Explain why $\mathbb{Z \times Z}$ and $\mathbb{R \times R}$ is not a field and that why any external direct sum of two fields cannot be a field. I believe it has much to do with the lack of every non-zero element having an inverse, however I am having difficulty seeing it.

Solution 1:

We have to define a product in $k\times k$. If we define the natural product: $$ (a,b) \cdot (c,d) = (ac, bd) $$ then $k\times k$ is NOT a field because it has non trivial divisors of zero: $$ (1,0)\cdot (0,1) = (0,0) $$

But sometimes is possible to define a different product on $k\times k$ and this set become a field.

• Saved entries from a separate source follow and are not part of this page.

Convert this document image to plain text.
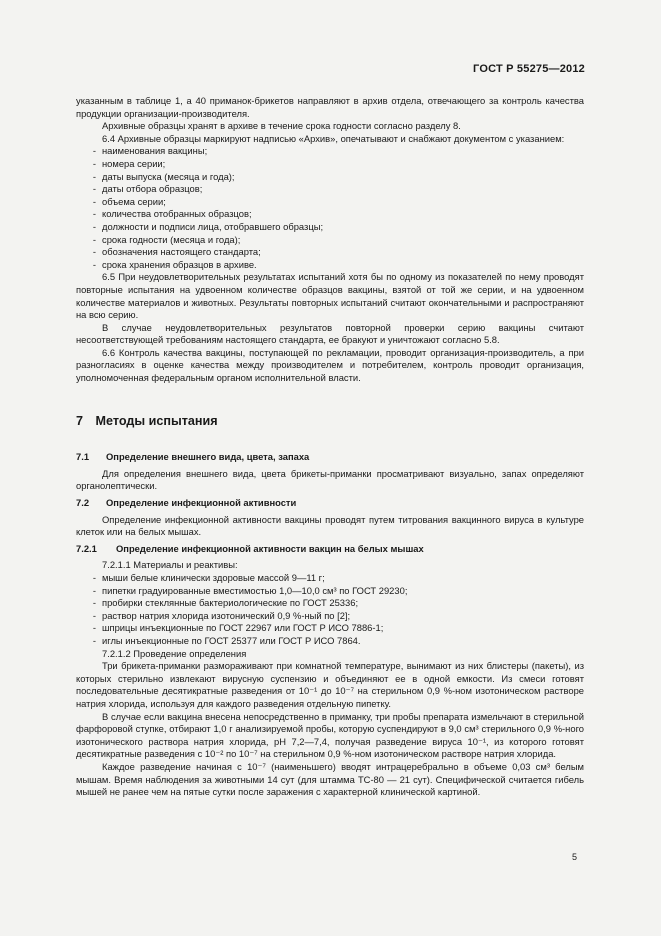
ГОСТ Р 55275—2012

указанным в таблице 1, а 40 приманок-брикетов направляют в архив отдела, отвечающего за контроль качества продукции организации-производителя.

Архивные образцы хранят в архиве в течение срока годности согласно разделу 8.

6.4 Архивные образцы маркируют надписью «Архив», опечатывают и снабжают документом с указанием:

- наименования вакцины;
- номера серии;
- даты выпуска (месяца и года);
- даты отбора образцов;
- объема серии;
- количества отобранных образцов;
- должности и подписи лица, отобравшего образцы;
- срока годности (месяца и года);
- обозначения настоящего стандарта;
- срока хранения образцов в архиве.

6.5 При неудовлетворительных результатах испытаний хотя бы по одному из показателей по нему проводят повторные испытания на удвоенном количестве образцов вакцины, взятой от той же серии, и на удвоенном количестве материалов и животных. Результаты повторных испытаний считают окончательными и распространяют на всю серию.

В случае неудовлетворительных результатов повторной проверки серию вакцины считают несоответствующей требованиям настоящего стандарта, ее бракуют и уничтожают согласно 5.8.

6.6 Контроль качества вакцины, поступающей по рекламации, проводит организация-производитель, а при разногласиях в оценке качества между производителем и потребителем, контроль проводит организация, уполномоченная федеральным органом исполнительной власти.

7 Методы испытания
7.1 Определение внешнего вида, цвета, запаха

Для определения внешнего вида, цвета брикеты-приманки просматривают визуально, запах определяют органолептически.

7.2 Определение инфекционной активности

Определение инфекционной активности вакцины проводят путем титрования вакцинного вируса в культуре клеток или на белых мышах.

7.2.1 Определение инфекционной активности вакцин на белых мышах

7.2.1.1 Материалы и реактивы:

- мыши белые клинически здоровые массой 9—11 г;
- пипетки градуированные вместимостью 1,0—10,0 см³ по ГОСТ 29230;
- пробирки стеклянные бактериологические по ГОСТ 25336;
- раствор натрия хлорида изотонический 0,9 %-ный по [2];
- шприцы инъекционные по ГОСТ 22967 или ГОСТ Р ИСО 7886-1;
- иглы инъекционные по ГОСТ 25377 или ГОСТ Р ИСО 7864.

7.2.1.2 Проведение определения

Три брикета-приманки размораживают при комнатной температуре, вынимают из них блистеры (пакеты), из которых стерильно извлекают вирусную суспензию и объединяют ее в одной емкости. Из смеси готовят последовательные десятикратные разведения от 10⁻¹ до 10⁻⁷ на стерильном 0,9 %-ном изотоническом растворе натрия хлорида, используя для каждого разведения отдельную пипетку.

В случае если вакцина внесена непосредственно в приманку, три пробы препарата измельчают в стерильной фарфоровой ступке, отбирают 1,0 г анализируемой пробы, которую суспендируют в 9,0 см³ стерильного 0,9 %-ного изотонического раствора натрия хлорида, pH 7,2—7,4, получая разведение вируса 10⁻¹, из которого готовят десятикратные разведения с 10⁻² по 10⁻⁷ на стерильном 0,9 %-ном изотоническом растворе натрия хлорида.

Каждое разведение начиная с 10⁻⁷ (наименьшего) вводят интрацеребрально в объеме 0,03 см³ белым мышам. Время наблюдения за животными 14 сут (для штамма ТС-80 — 21 сут). Специфической считается гибель мышей не ранее чем на пятые сутки после заражения с характерной клинической картиной.

5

For example let's consider $\mathbb R \times \mathbb R$ with the product: $$ (a,b)\cdot (c,d) = (ac-bd,bc+ad) $$ This is a well defined product and with this structure $\mathbb R\times \mathbb R$ is a field: infact is isomorphic to the field $\mathbb C$: $$ (a+ib)\cdot (c+id)= (ac-bd) + i(bc+ad) $$

Solution 2:

Because $(x,0)$ and $(0,x)$ lack multiplicative inverses even when $x\ne0$.

(This is true of fields in general; not only of $\mathbb{R}$.)

Solution 3:

As Lierre points out, there will always be zero divisors in such a ring, even if both summands (or, factors, depending on your viewpoint) are fields. Such is life.